Checking the Authenticity of Media Data
CRISP researchers at the Fraunhofer SIT analyze the Ibiza video for manipulations
On behalf of SPIEGEL and Süddeutsche Zeitung, CRISP scientist Prof. Dr. Martin Steinebach’s team at Fraunhofer SIT checked the authenticity of the Ibiza video, the release of which led to the resignation of the Austrian Vice Chancellor Strache. The Federal Ministry of Research and the Hessian Ministry of Science support the research and development of technological tools for manipulation detection on a large scale.
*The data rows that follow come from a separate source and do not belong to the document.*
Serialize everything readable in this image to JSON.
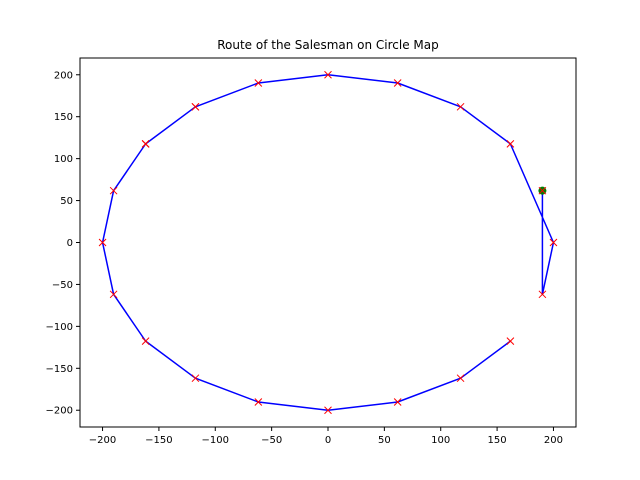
{
  "chart_data": {
    "type": "line",
    "title": "Route of the Salesman on Circle Map",
    "xlabel": "",
    "ylabel": "",
    "xlim": [
      -220,
      220
    ],
    "ylim": [
      -220,
      220
    ],
    "xticks": [
      -200,
      -150,
      -100,
      -50,
      0,
      50,
      100,
      150,
      200
    ],
    "yticks": [
      -200,
      -150,
      -100,
      -50,
      0,
      50,
      100,
      150,
      200
    ],
    "xtick_labels": [
      "−200",
      "−150",
      "−100",
      "−50",
      "0",
      "50",
      "100",
      "150",
      "200"
    ],
    "ytick_labels": [
      "−200",
      "−150",
      "−100",
      "−50",
      "0",
      "50",
      "100",
      "150",
      "200"
    ],
    "grid": false,
    "series": [
      {
        "role": "route",
        "color": "#0000ff",
        "marker": "x",
        "marker_color": "#ff0000",
        "points": [
          [
            190.2,
            61.8
          ],
          [
            190.2,
            -61.8
          ],
          [
            200,
            0
          ],
          [
            161.8,
            117.6
          ],
          [
            117.6,
            161.8
          ],
          [
            61.8,
            190.2
          ],
          [
            0,
            200
          ],
          [
            -61.8,
            190.2
          ],
          [
            -117.6,
            161.8
          ],
          [
            -161.8,
            117.6
          ],
          [
            -117.6,
            161.8
          ],
          [
            -161.8,
            117.6
          ],
          [
            -190.2,
            61.8
          ],
          [
            -200,
            0
          ],
          [
            -190.2,
            -61.8
          ],
          [
            -161.8,
            -117.6
          ],
          [
            -117.6,
            -161.8
          ],
          [
            -61.8,
            -190.2
          ],
          [
            0,
            -200
          ],
          [
            61.8,
            -190.2
          ],
          [
            117.6,
            -161.8
          ],
          [
            161.8,
            -117.6
          ]
        ]
      }
    ],
    "start_point": {
      "x": 190.2,
      "y": 61.8,
      "color": "#008000",
      "marker": "o"
    }
  }
}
Manipulations in Medien Data
Digital multimedia data are a pillar of fact-based reporting in today’s media world. However, only simple means are necessary to tamper with or modify such media data. Fraunhofer SIT is offering a wide portfolio of services and tools to detect manipulations. One challenge in doing so is the efficient inspection of large media data sets, as they often occur in forensic investigations. In addition, media data often contain many invisible traces.
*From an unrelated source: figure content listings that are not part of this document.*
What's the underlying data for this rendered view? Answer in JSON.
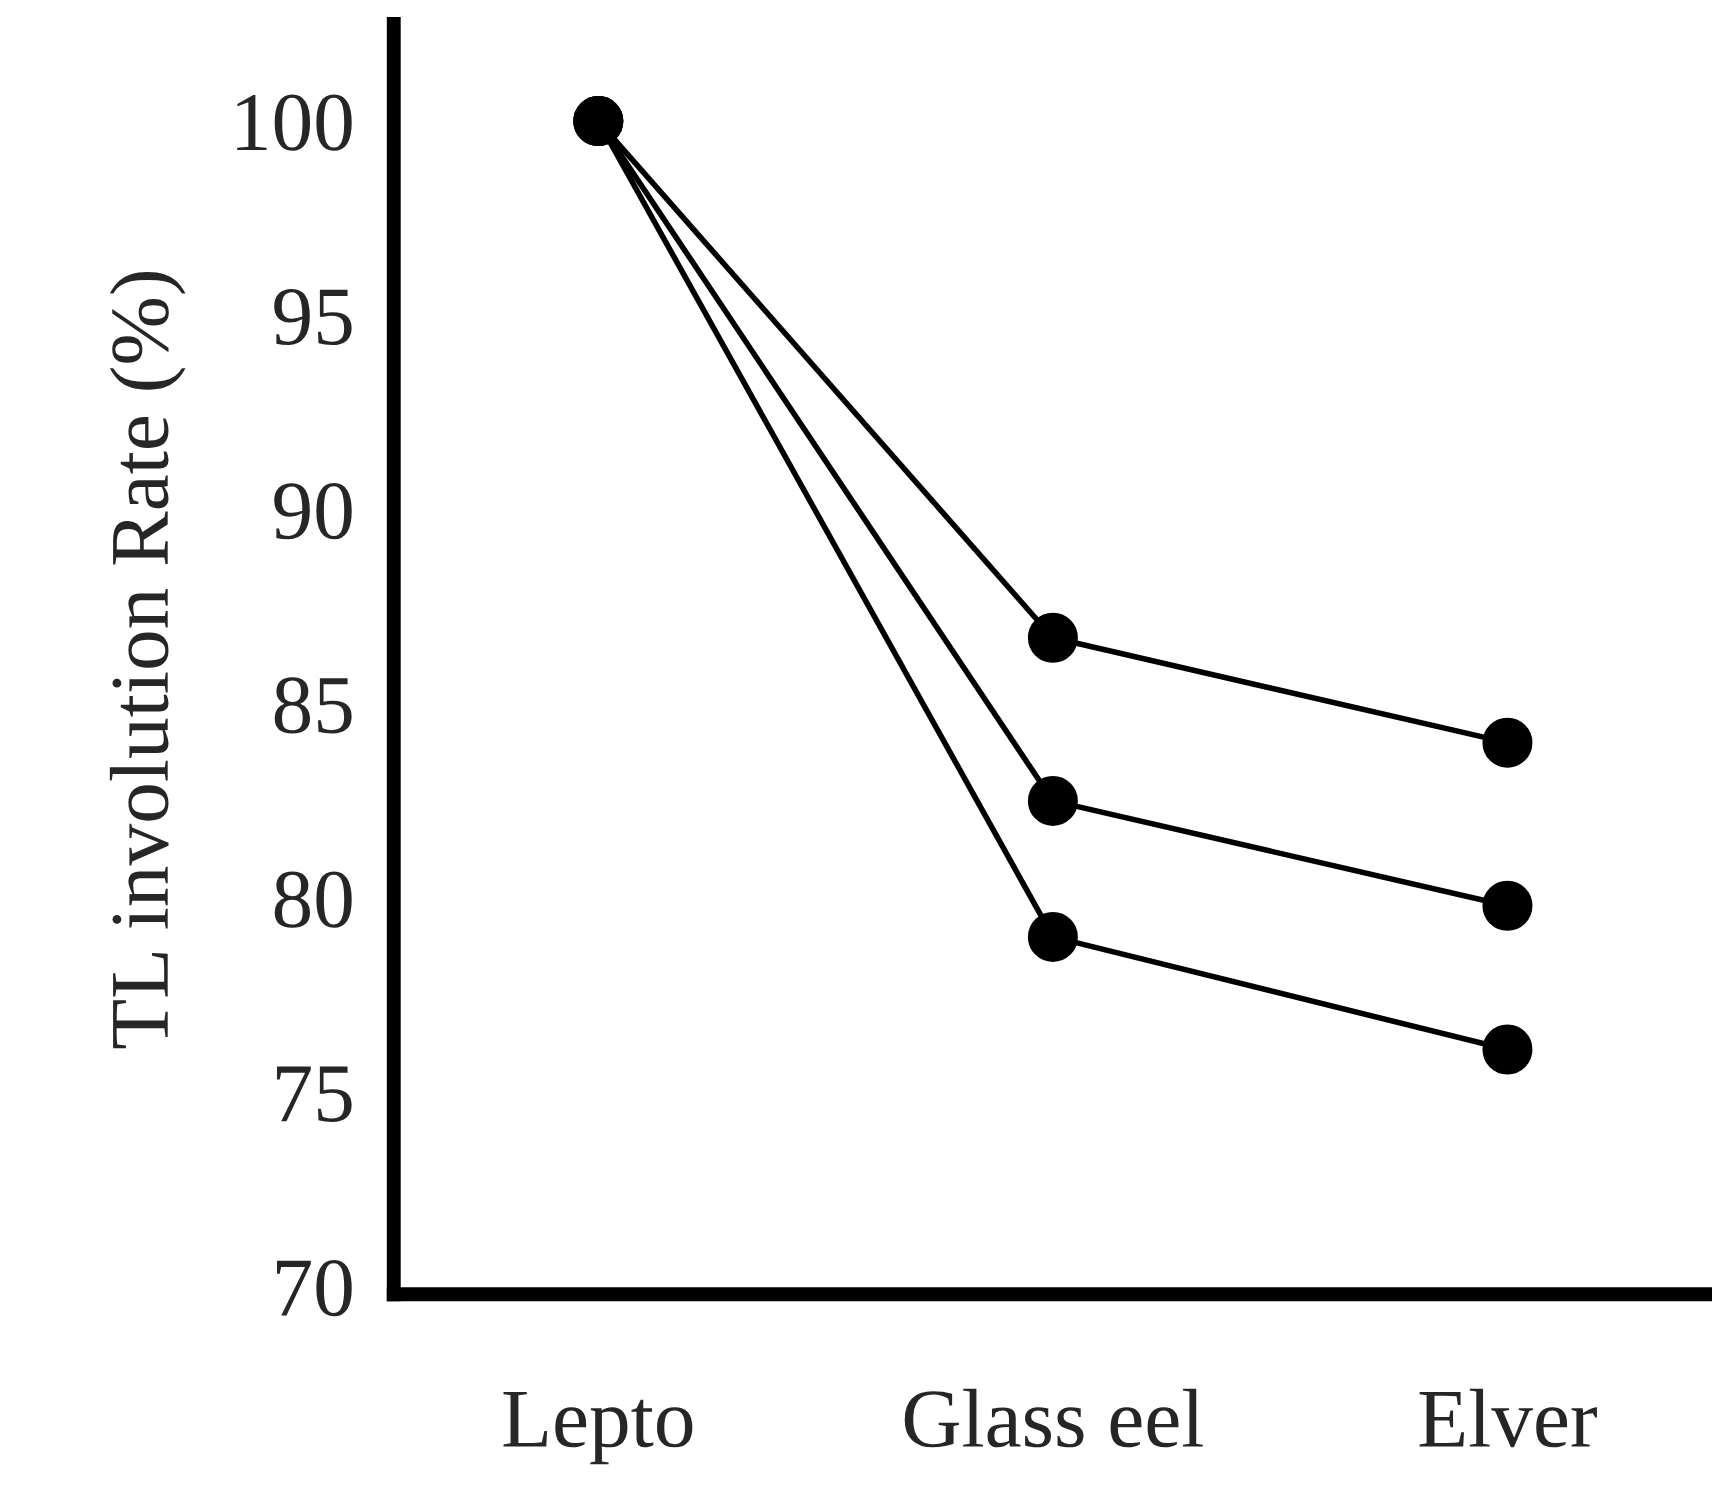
{
  "chart_data": {
    "type": "line",
    "ylabel": "TL involution Rate (%)",
    "categories": [
      "Lepto",
      "Glass eel",
      "Elver"
    ],
    "series": [
      {
        "color": "#000000",
        "values": [
          100,
          86.7,
          84.0
        ]
      },
      {
        "color": "#000000",
        "values": [
          100,
          82.5,
          79.8
        ]
      },
      {
        "color": "#000000",
        "values": [
          100,
          79.0,
          76.1
        ]
      }
    ],
    "ylim": [
      69.8,
      102.5
    ],
    "yticks": [
      70,
      75,
      80,
      85,
      90,
      95,
      100
    ],
    "marker": "circle",
    "line_style": "solid",
    "grid": false,
    "legend": false
  }
}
If someone would like to “put words into the mouth” of a specific person and when there is sufficient audio material of that person, a computer can be ”taught to speak with any voice“ desired. These ”deep fakes“ on a ”soundtrack“ can be detected, just like manipulations by ”audio editors“.
Images are easy to manipulate, but each change leaves its mark. Our processes and algorithms recognize these discrepancies and indicate tampering. We also examine the meta data, verify the cameras a data source (“camera ballistics“) and search for comparative image material in the Internet. Further research leads us to evidence of anti-forensics, i. e. attempts to obscure the manipulations.
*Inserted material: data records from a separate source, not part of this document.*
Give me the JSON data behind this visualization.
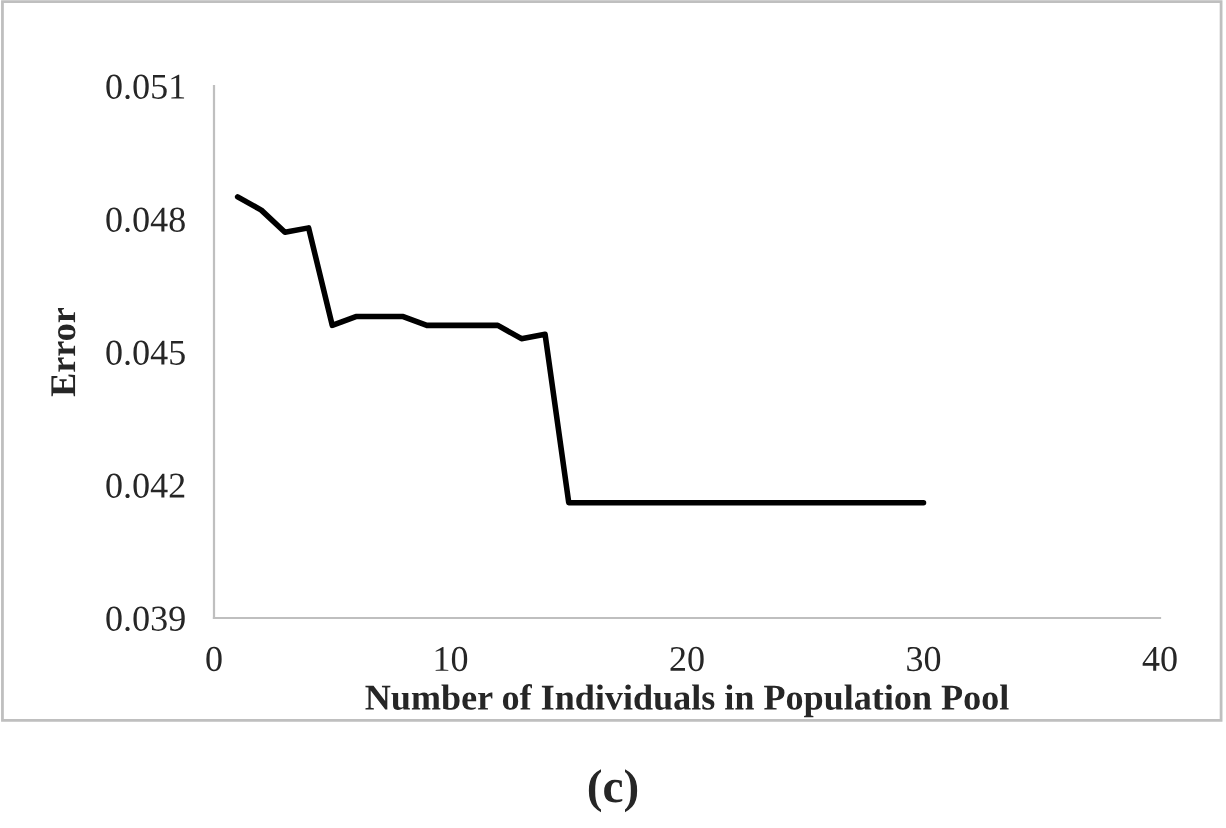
{
  "chart_data": {
    "type": "line",
    "xlabel": "Number of Individuals in Population Pool",
    "ylabel": "Error",
    "x": [
      1,
      2,
      3,
      4,
      5,
      6,
      7,
      8,
      9,
      10,
      11,
      12,
      13,
      14,
      15,
      16,
      17,
      18,
      19,
      20,
      21,
      22,
      23,
      24,
      25,
      26,
      27,
      28,
      29,
      30
    ],
    "series": [
      {
        "color": "#000000",
        "values": [
          0.0485,
          0.0482,
          0.0477,
          0.0478,
          0.0456,
          0.0458,
          0.0458,
          0.0458,
          0.0456,
          0.0456,
          0.0456,
          0.0456,
          0.0453,
          0.0454,
          0.0416,
          0.0416,
          0.0416,
          0.0416,
          0.0416,
          0.0416,
          0.0416,
          0.0416,
          0.0416,
          0.0416,
          0.0416,
          0.0416,
          0.0416,
          0.0416,
          0.0416,
          0.0416
        ]
      }
    ],
    "xlim": [
      0,
      40
    ],
    "xticks": [
      0,
      10,
      20,
      30,
      40
    ],
    "ylim": [
      0.039,
      0.051
    ],
    "yticks": [
      0.039,
      0.042,
      0.045,
      0.048,
      0.051
    ],
    "grid": false,
    "legend": false,
    "marker": "none",
    "line_style": "solid",
    "annotations": [
      "(c)"
    ]
  }
}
To detect video manipulations the material is first checked and correlated with regard to its technological meta data. Do the segments established as temporally aligned really match? Is there a temporal offset or gap? Do segments repeat? The individual elements may be analyzed as well. This allows checking whether contents exhibit unusual cracks caused by cuts. To do this, we review the noise of the data and behavior of the sound, for example.
Disinformation (fake news) refer to publications that are demonstrably factually wrong or misleading and published with a manipulative intent. In the DORIAN project we are developing semi-automated to fully automated detection techniques for fake news.